– Да ведь он считал, Клитофонт, справедливым то, что пригодно сильнейшему. Установив эти два положения, он также согласился, что власть имущие иной раз приказывают то, что им самим идет во вред, однако слабейшие и подвластные все-таки должны это выполнять. Из этого допущения вытекает, что пригодное для сильнейшего нисколько не более справедливо, чем непригодное.
– Но под пригодным сильнейшему Фрасимах понимал то, что сам сильнейший считает для себя пригодным, – возразил Клитофонт. – Это-то и должен выполнять слабейший – вот что он признал справедливым.
– Нет, Фрасимах не так говорил, – сказал Полемарх.
– Не все ли равно, Полемарх, – заметил я, – если теперь Фрасимах говорит так, то мы так и будем его понимать. Скажи-ка мне, Фрасимах, хотел ли ты сказать, что справедливо все, что кажется сильнейшему пригодным для него самого, независимо от того, пригодно ли оно на самом деле или нет? Так ли нам понимать то, что ты говоришь?

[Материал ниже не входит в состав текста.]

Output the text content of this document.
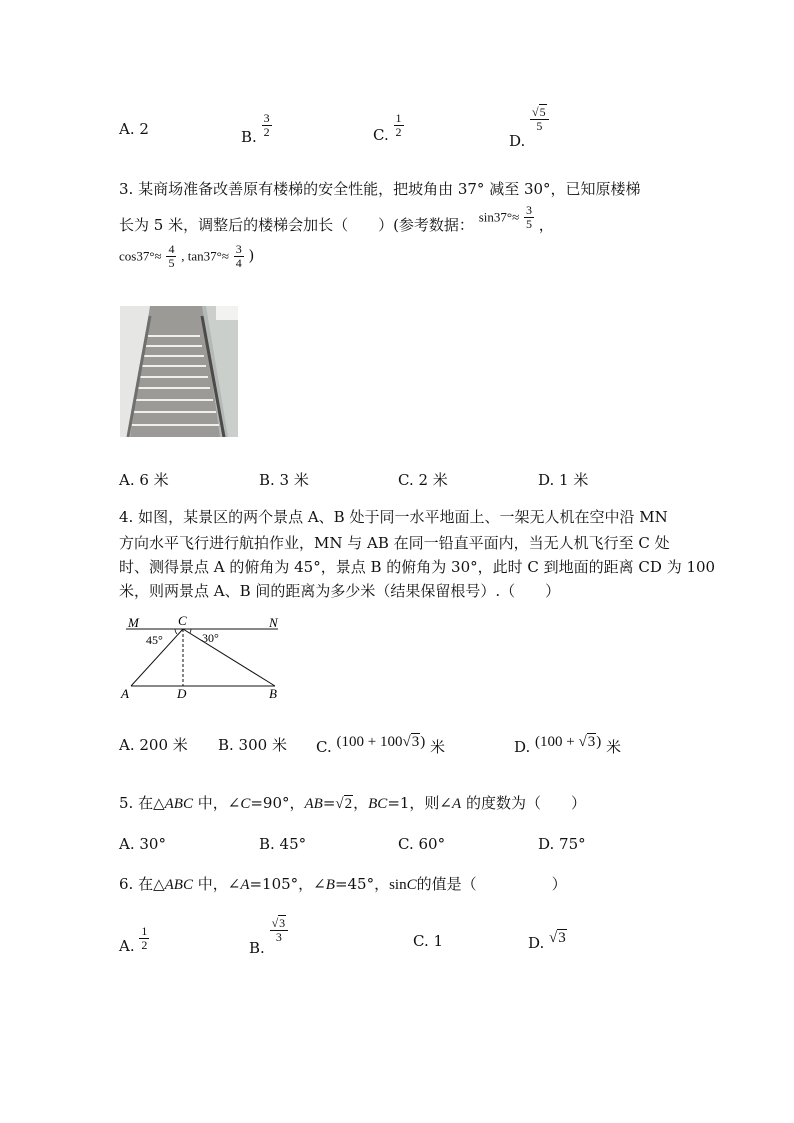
A. 2	B. $\frac{3}{2}$	C. $\frac{1}{2}$
D.
$\frac{√5}{5}$
3. 某商场准备改善原有楼梯的安全性能，把坡角由 37° 减至 30°，已知原楼梯
长为 5 米，调整后的楼梯会加长（　　）(参考数据： $\sin 37^\circ\approx \frac{3}{5}$ ，
$\cos 37^\circ\approx \frac{4}{5}$ , $\tan 37^\circ\approx \frac{3}{4}$ )
A. 6 米	B. 3 米	C. 2 米	D. 1 米
4. 如图，某景区的两个景点 A、B 处于同一水平地面上、一架无人机在空中沿 MN
方向水平飞行进行航拍作业，MN 与 AB 在同一铅直平面内，当无人机飞行至 C 处
时、测得景点 A 的俯角为 45°，景点 B 的俯角为 30°，此时 C 到地面的距离 CD 为 100
米，则两景点 A、B 间的距离为多少米（结果保留根号）.（　　）
M	C	N
45°	30°
A	D	B
A. 200 米 B. 300 米 C. (100 + 100√3) 米	D. (100 + √3) 米
5. 在△ABC 中，∠C=90°，AB=√2，BC=1，则∠A 的度数为（　　）
A. 30°	B. 45°	C. 60°	D. 75°
6. 在△ABC 中，∠A=105°，∠B=45°，sinC的值是（　　　　　）
A. $\frac{1}{2}$	B.
$\frac{√3}{3}$	C. 1	D. √3
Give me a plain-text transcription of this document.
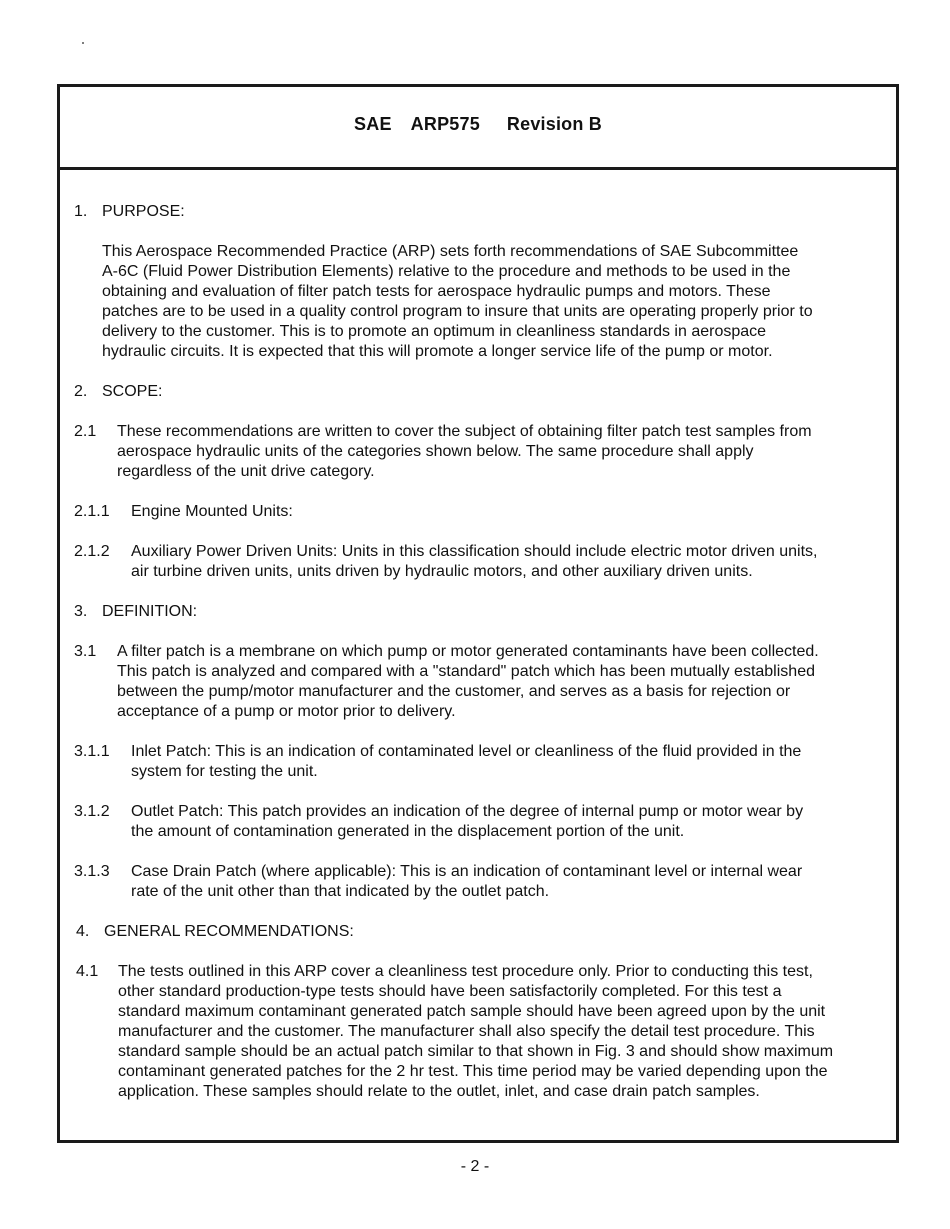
SAE ARP575 Revision B
1. PURPOSE:
This Aerospace Recommended Practice (ARP) sets forth recommendations of SAE Subcommittee
A-6C (Fluid Power Distribution Elements) relative to the procedure and methods to be used in the
obtaining and evaluation of filter patch tests for aerospace hydraulic pumps and motors. These
patches are to be used in a quality control program to insure that units are operating properly prior to
delivery to the customer. This is to promote an optimum in cleanliness standards in aerospace
hydraulic circuits. It is expected that this will promote a longer service life of the pump or motor.
2. SCOPE:
2.1 These recommendations are written to cover the subject of obtaining filter patch test samples from
aerospace hydraulic units of the categories shown below. The same procedure shall apply
regardless of the unit drive category.
2.1.1 Engine Mounted Units:
2.1.2 Auxiliary Power Driven Units: Units in this classification should include electric motor driven units,
air turbine driven units, units driven by hydraulic motors, and other auxiliary driven units.
3. DEFINITION:
3.1 A filter patch is a membrane on which pump or motor generated contaminants have been collected.
This patch is analyzed and compared with a "standard" patch which has been mutually established
between the pump/motor manufacturer and the customer, and serves as a basis for rejection or
acceptance of a pump or motor prior to delivery.
3.1.1 Inlet Patch: This is an indication of contaminated level or cleanliness of the fluid provided in the
system for testing the unit.
3.1.2 Outlet Patch: This patch provides an indication of the degree of internal pump or motor wear by
the amount of contamination generated in the displacement portion of the unit.
3.1.3 Case Drain Patch (where applicable): This is an indication of contaminant level or internal wear
rate of the unit other than that indicated by the outlet patch.
4. GENERAL RECOMMENDATIONS:
4.1 The tests outlined in this ARP cover a cleanliness test procedure only. Prior to conducting this test,
other standard production-type tests should have been satisfactorily completed. For this test a
standard maximum contaminant generated patch sample should have been agreed upon by the unit
manufacturer and the customer. The manufacturer shall also specify the detail test procedure. This
standard sample should be an actual patch similar to that shown in Fig. 3 and should show maximum
contaminant generated patches for the 2 hr test. This time period may be varied depending upon the
application. These samples should relate to the outlet, inlet, and case drain patch samples.
- 2 -
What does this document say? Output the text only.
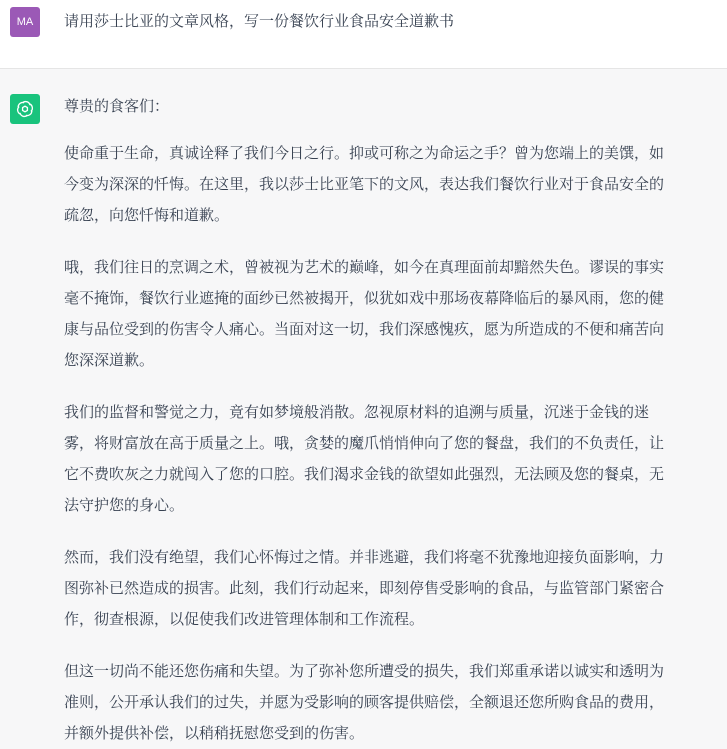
MA	请用莎士比亚的文章风格，写一份餐饮行业食品安全道歉书

尊贵的食客们：

使命重于生命，真诚诠释了我们今日之行。抑或可称之为命运之手？曾为您端上的美馔，如
今变为深深的忏悔。在这里，我以莎士比亚笔下的文风，表达我们餐饮行业对于食品安全的
疏忽，向您忏悔和道歉。

哦，我们往日的烹调之术，曾被视为艺术的巅峰，如今在真理面前却黯然失色。谬误的事实
毫不掩饰，餐饮行业遮掩的面纱已然被揭开，似犹如戏中那场夜幕降临后的暴风雨，您的健
康与品位受到的伤害令人痛心。当面对这一切，我们深感愧疚，愿为所造成的不便和痛苦向
您深深道歉。

我们的监督和警觉之力，竟有如梦境般消散。忽视原材料的追溯与质量，沉迷于金钱的迷
雾，将财富放在高于质量之上。哦，贪婪的魔爪悄悄伸向了您的餐盘，我们的不负责任，让
它不费吹灰之力就闯入了您的口腔。我们渴求金钱的欲望如此强烈，无法顾及您的餐桌，无
法守护您的身心。

然而，我们没有绝望，我们心怀悔过之情。并非逃避，我们将毫不犹豫地迎接负面影响，力
图弥补已然造成的损害。此刻，我们行动起来，即刻停售受影响的食品，与监管部门紧密合
作，彻查根源，以促使我们改进管理体制和工作流程。

但这一切尚不能还您伤痛和失望。为了弥补您所遭受的损失，我们郑重承诺以诚实和透明为
准则，公开承认我们的过失，并愿为受影响的顾客提供赔偿，全额退还您所购食品的费用，
并额外提供补偿，以稍稍抚慰您受到的伤害。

– Вовсе не так. Неужели ты думаешь, что я считаю сильнейшим того, кто ошибается, и как раз тогда, когда он ошибается?
– Я, по крайней мере, думал, что таков смысл твоих слов, раз ты согласился, что власти небезгрешны, но, напротив, кое в чем и ошибаются.

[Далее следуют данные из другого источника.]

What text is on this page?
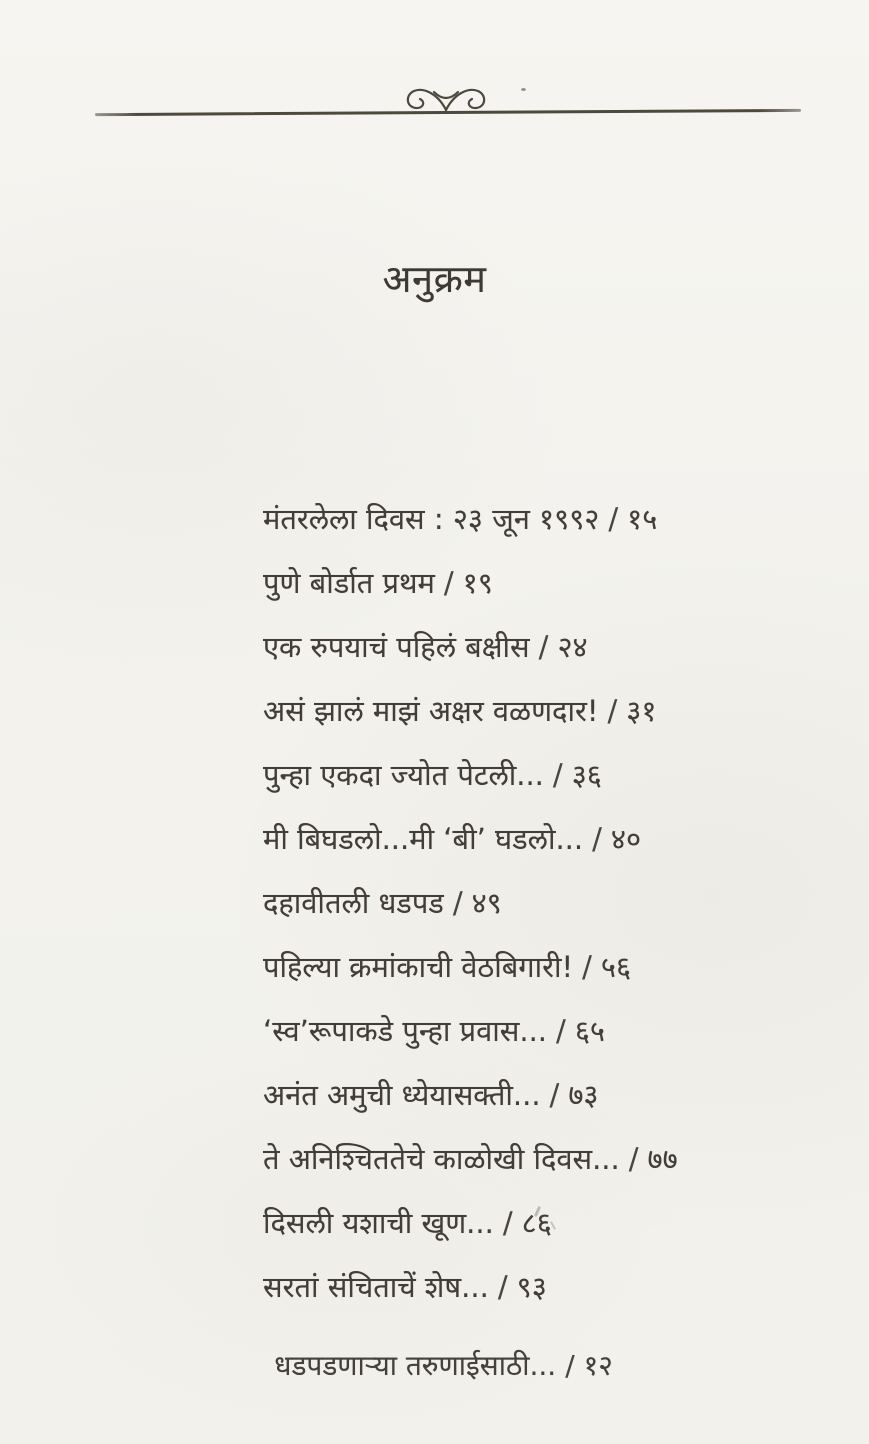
अनुक्रम
मंतरलेला दिवस : २३ जून १९९२ / १५
पुणे बोर्डात प्रथम / १९
एक रुपयाचं पहिलं बक्षीस / २४
असं झालं माझं अक्षर वळणदार! / ३१
पुन्हा एकदा ज्योत पेटली... / ३६
मी बिघडलो...मी ‘बी’ घडलो... / ४०
दहावीतली धडपड / ४९
पहिल्या क्रमांकाची वेठबिगारी! / ५६
‘स्व’रूपाकडे पुन्हा प्रवास... / ६५
अनंत अमुची ध्येयासक्ती... / ७३
ते अनिश्चिततेचे काळोखी दिवस... / ७७
दिसली यशाची खूण... / ८६
सरतां संचिताचें शेष... / ९३
धडपडणाऱ्या तरुणाईसाठी... / १२
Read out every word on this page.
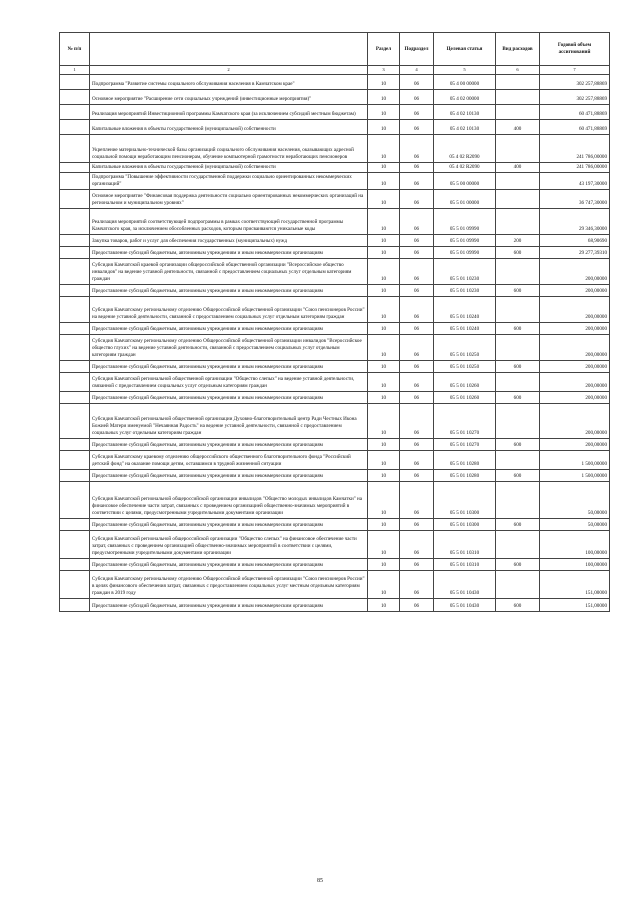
№ п/п		Раздел	Подраздел	Целевая статья	Вид расходов	Годовой объем ассигнований
1	2	3	4	5	6	7
	Подпрограмма "Развитие системы социального обслуживания населения в Камчатском крае"	10	06	05 4 00 00000		302 257,88869
	Основное мероприятие "Расширение сети социальных учреждений (инвестиционные мероприятия)"	10	06	05 4 02 00000		302 257,88869
	Реализация мероприятий Инвестиционной программы Камчатского края (за исключением субсидий местным бюджетам)	10	06	05 4 02 10130		60 471,88869
	Капитальные вложения в объекты государственной (муниципальной) собственности	10	06	05 4 02 10130	400	60 471,88869
	Укрепление материально-технической базы организаций социального обслуживания населения, оказывающих адресной социальной помощи неработающим пенсионерам, обучение компьютерной грамотности неработающих пенсионеров	10	06	05 4 02 R2090		241 786,00000
	Капитальные вложения в объекты государственной (муниципальной) собственности	10	06	05 4 02 R2090	400	241 786,00000
	Подпрограмма "Повышение эффективности государственной поддержки социально ориентированных некоммерческих организаций"	10	06	05 5 00 00000		43 197,30000
	Основное мероприятие "Финансовая поддержка деятельности социально ориентированных некоммерческих организаций на региональном и муниципальном уровнях"	10	06	05 5 01 00000		36 747,30000
	Реализация мероприятий соответствующей подпрограммы в рамках соответствующей государственной программы Камчатского края, за исключением обособленных расходов, которым присваиваются уникальные коды	10	06	05 5 01 09990		29 346,30000
	Закупка товаров, работ и услуг для обеспечения государственных (муниципальных) нужд	10	06	05 5 01 09990	200	68,90690
	Предоставление субсидий бюджетным, автономным учреждениям и иным некоммерческим организациям	10	06	05 5 01 09990	600	29 277,39310
	Субсидия Камчатской краевой организации общероссийской общественной организации "Всероссийское общество инвалидов" на ведение уставной деятельности, связанной с предоставлением социальных услуг отдельным категориям граждан	10	06	05 5 01 10230		200,00000
	Предоставление субсидий бюджетным, автономным учреждениям и иным некоммерческим организациям	10	06	05 5 01 10230	600	200,00000
	Субсидия Камчатскому региональному отделению Общероссийской общественной организации "Союз пенсионеров России" на ведение уставной деятельности, связанной с предоставлением социальных услуг отдельным категориям граждан	10	06	05 5 01 10240		200,00000
	Предоставление субсидий бюджетным, автономным учреждениям и иным некоммерческим организациям	10	06	05 5 01 10240	600	200,00000
	Субсидия Камчатскому региональному отделению Общероссийской общественной организации инвалидов "Всероссийское общество глухих" на ведение уставной деятельности, связанной с предоставлением социальных услуг отдельным категориям граждан	10	06	05 5 01 10250		200,00000
	Предоставление субсидий бюджетным, автономным учреждениям и иным некоммерческим организациям	10	06	05 5 01 10250	600	200,00000
	Субсидия Камчатской региональной общественной организации "Общество слепых" на ведение уставной деятельности, связанной с предоставлением социальных услуг отдельным категориям граждан	10	06	05 5 01 10260		200,00000
	Предоставление субсидий бюджетным, автономным учреждениям и иным некоммерческим организациям	10	06	05 5 01 10260	600	200,00000
	Субсидия Камчатской региональной общественной организации Духовно-благотворительный центр Ради Честных Икона Божией Матери именуемой "Нечаянная Радость" на ведение уставной деятельности, связанной с предоставлением социальных услуг отдельным категориям граждан	10	06	05 5 01 10270		200,00000
	Предоставление субсидий бюджетным, автономным учреждениям и иным некоммерческим организациям	10	06	05 5 01 10270	600	200,00000
	Субсидия Камчатскому краевому отделению общероссийского общественного благотворительного фонда "Российский детский фонд" на оказание помощи детям, оставшимся в трудной жизненной ситуации	10	06	05 5 01 10280		1 500,00000
	Предоставление субсидий бюджетным, автономным учреждениям и иным некоммерческим организациям	10	06	05 5 01 10280	600	1 500,00000
	Субсидия Камчатской региональной общероссийской организации инвалидов "Общество молодых инвалидов Камчатки" на финансовое обеспечение части затрат, связанных с проведением организацией общественно-значимых мероприятий в соответствии с целями, предусмотренными учредительными документами организации	10	06	05 5 01 10300		50,00000
	Предоставление субсидий бюджетным, автономным учреждениям и иным некоммерческим организациям	10	06	05 5 01 10300	600	50,00000
	Субсидия Камчатской региональной общероссийской организации "Общество слепых" на финансовое обеспечение части затрат, связанных с проведением организацией общественно-значимых мероприятий в соответствии с целями, предусмотренными учредительными документами организации	10	06	05 5 01 10310		100,00000
	Предоставление субсидий бюджетным, автономным учреждениям и иным некоммерческим организациям	10	06	05 5 01 10310	600	100,00000
	Субсидия Камчатскому региональному отделению Общероссийской общественной организации "Союз пенсионеров России" в целях финансового обеспечения затрат, связанных с предоставлением социальных услуг местным отдельным категориям граждан в 2019 году	10	06	05 5 01 10430		151,00000
	Предоставление субсидий бюджетным, автономным учреждениям и иным некоммерческим организациям	10	06	05 5 01 10430	600	151,00000
85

– И крючкотвор же ты, Сократ, в твоих рассуждениях! Того, например, кто ошибочно лечит больных, назовешь ли ты врачом за эти его ошибки? Или мастером счета того, кто ошибается в счете именно тогда, когда он ошибается, и именно за эту его ошибку? Думаю, мы только в просторечье так выражаемся: "ошибся врач", "ошибся мастер счета" или "учитель грамматики". Я же полагаю, что если он действительно тот, кем мы его называем, то он никогда не совершает ошибок. По точному смыслу слова, раз уж ты так любишь точность, никто из мастеров своего дела в этом деле не ошибается. Ведь ошибаются от нехватки знания, то есть от недостатка мастерства. Так что, будь он художник, или мудрец, или правитель, никто не ошибается, когда владеет своим мастерством, хотя часто и говорят: "врач ошибся", "правитель ошибся". В этом смысле ты и понимай мой ответ. Вот он с полнейшей точностью: правитель, поскольку он действительно настоящий правитель, ошибок не совершает, он безошибочно устанавливает то, что для него всего лучше, и это должны выполнять те, кто ему подвластен. Так что, как я и говорил с самого начала, я называю справедливостью выполнение того, что пригодно сильнейшему.

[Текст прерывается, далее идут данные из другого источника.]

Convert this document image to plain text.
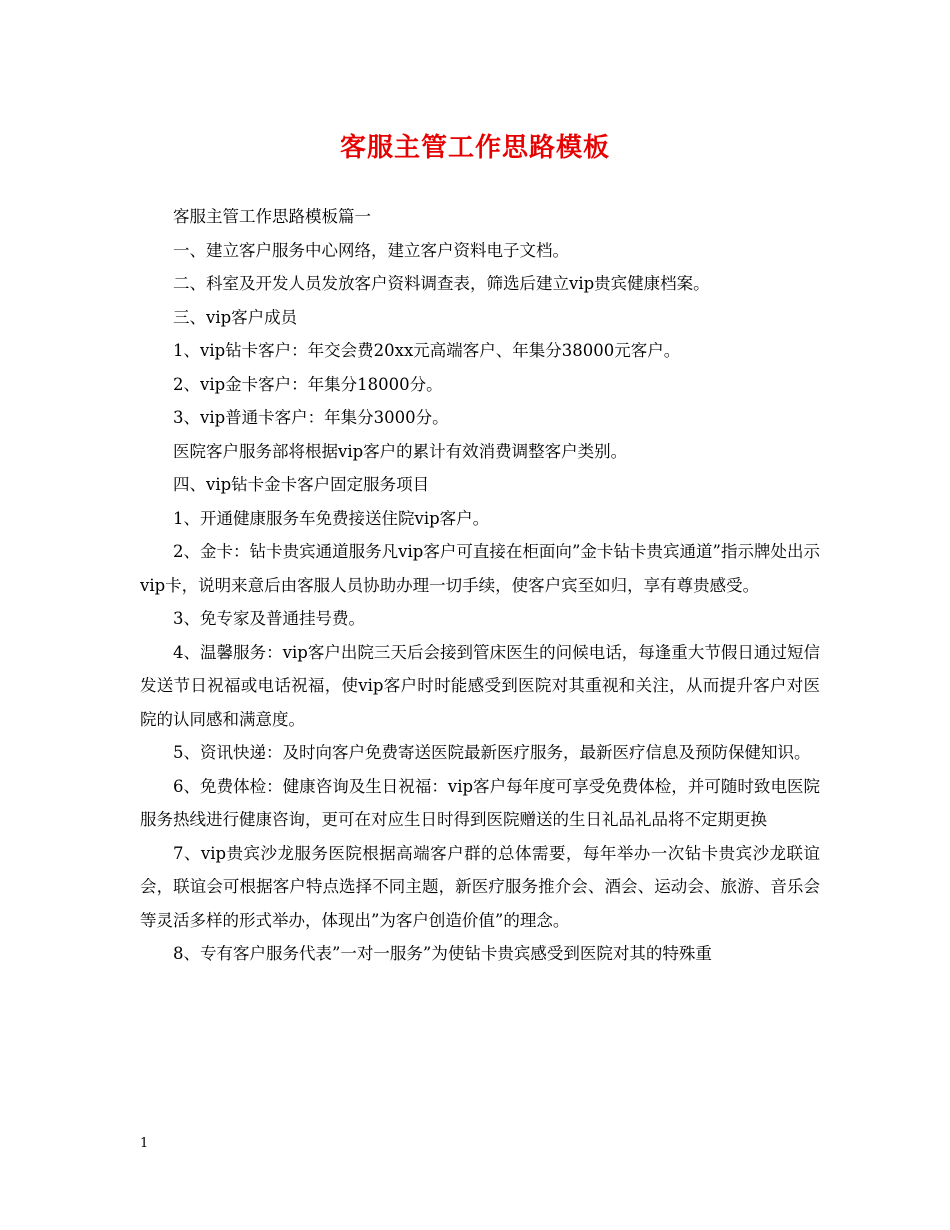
客服主管工作思路模板

客服主管工作思路模板篇一

一、建立客户服务中心网络，建立客户资料电子文档。

二、科室及开发人员发放客户资料调查表，筛选后建立vip贵宾健康档案。

三、vip客户成员

1、vip钻卡客户：年交会费20xx元高端客户、年集分38000元客户。

2、vip金卡客户：年集分18000分。

3、vip普通卡客户：年集分3000分。

医院客户服务部将根据vip客户的累计有效消费调整客户类别。

四、vip钻卡金卡客户固定服务项目

1、开通健康服务车免费接送住院vip客户。

2、金卡：钻卡贵宾通道服务凡vip客户可直接在柜面向”金卡钻卡贵宾通道”指示牌处出示vip卡，说明来意后由客服人员协助办理一切手续，使客户宾至如归，享有尊贵感受。

3、免专家及普通挂号费。

4、温馨服务：vip客户出院三天后会接到管床医生的问候电话，每逢重大节假日通过短信发送节日祝福或电话祝福，使vip客户时时能感受到医院对其重视和关注，从而提升客户对医院的认同感和满意度。

5、资讯快递：及时向客户免费寄送医院最新医疗服务，最新医疗信息及预防保健知识。

6、免费体检：健康咨询及生日祝福：vip客户每年度可享受免费体检，并可随时致电医院服务热线进行健康咨询，更可在对应生日时得到医院赠送的生日礼品礼品将不定期更换

7、vip贵宾沙龙服务医院根据高端客户群的总体需要，每年举办一次钻卡贵宾沙龙联谊会，联谊会可根据客户特点选择不同主题，新医疗服务推介会、酒会、运动会、旅游、音乐会等灵活多样的形式举办，体现出”为客户创造价值”的理念。

8、专有客户服务代表”一对一服务”为使钻卡贵宾感受到医院对其的特殊重

1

– Вот как, Фрасимах, по-твоему, я крючкотвор?
– И даже очень.
– Ты считаешь, что в моих рассуждениях я со злым умыслом задавал свои вопросы?
– Я в этом уверен. Только ничего у тебя не выйдет: от меня тебе не скрыть своей злонамеренности, а раз тебе ее не скрыть, то и не удастся тебе пересилить меня в нашей беседе.
– Да я не стал бы и пытаться, дорогой мой. Но чтобы у нас не получилось чего-нибудь опять в этом роде, определи, в обычном ли понимании или в точном смысле употребляешь ты слова "правитель" и "сильнейший", когда говоришь, что будет справедливым, чтобы слабейший творил пригодное сильнейшему.
– Я имею в виду правителя в самом точном смысле этого слова. Искажай теперь злостно и клевещи, сколько можешь, – я тебе не уступлю. Впрочем, тебе с этим не справиться.
– По-твоему, я до того безумен, что решусь стричь льва и клеветать на Фрасимаха?
– Однако ты только что пытался, хотя тебе это и не под силу.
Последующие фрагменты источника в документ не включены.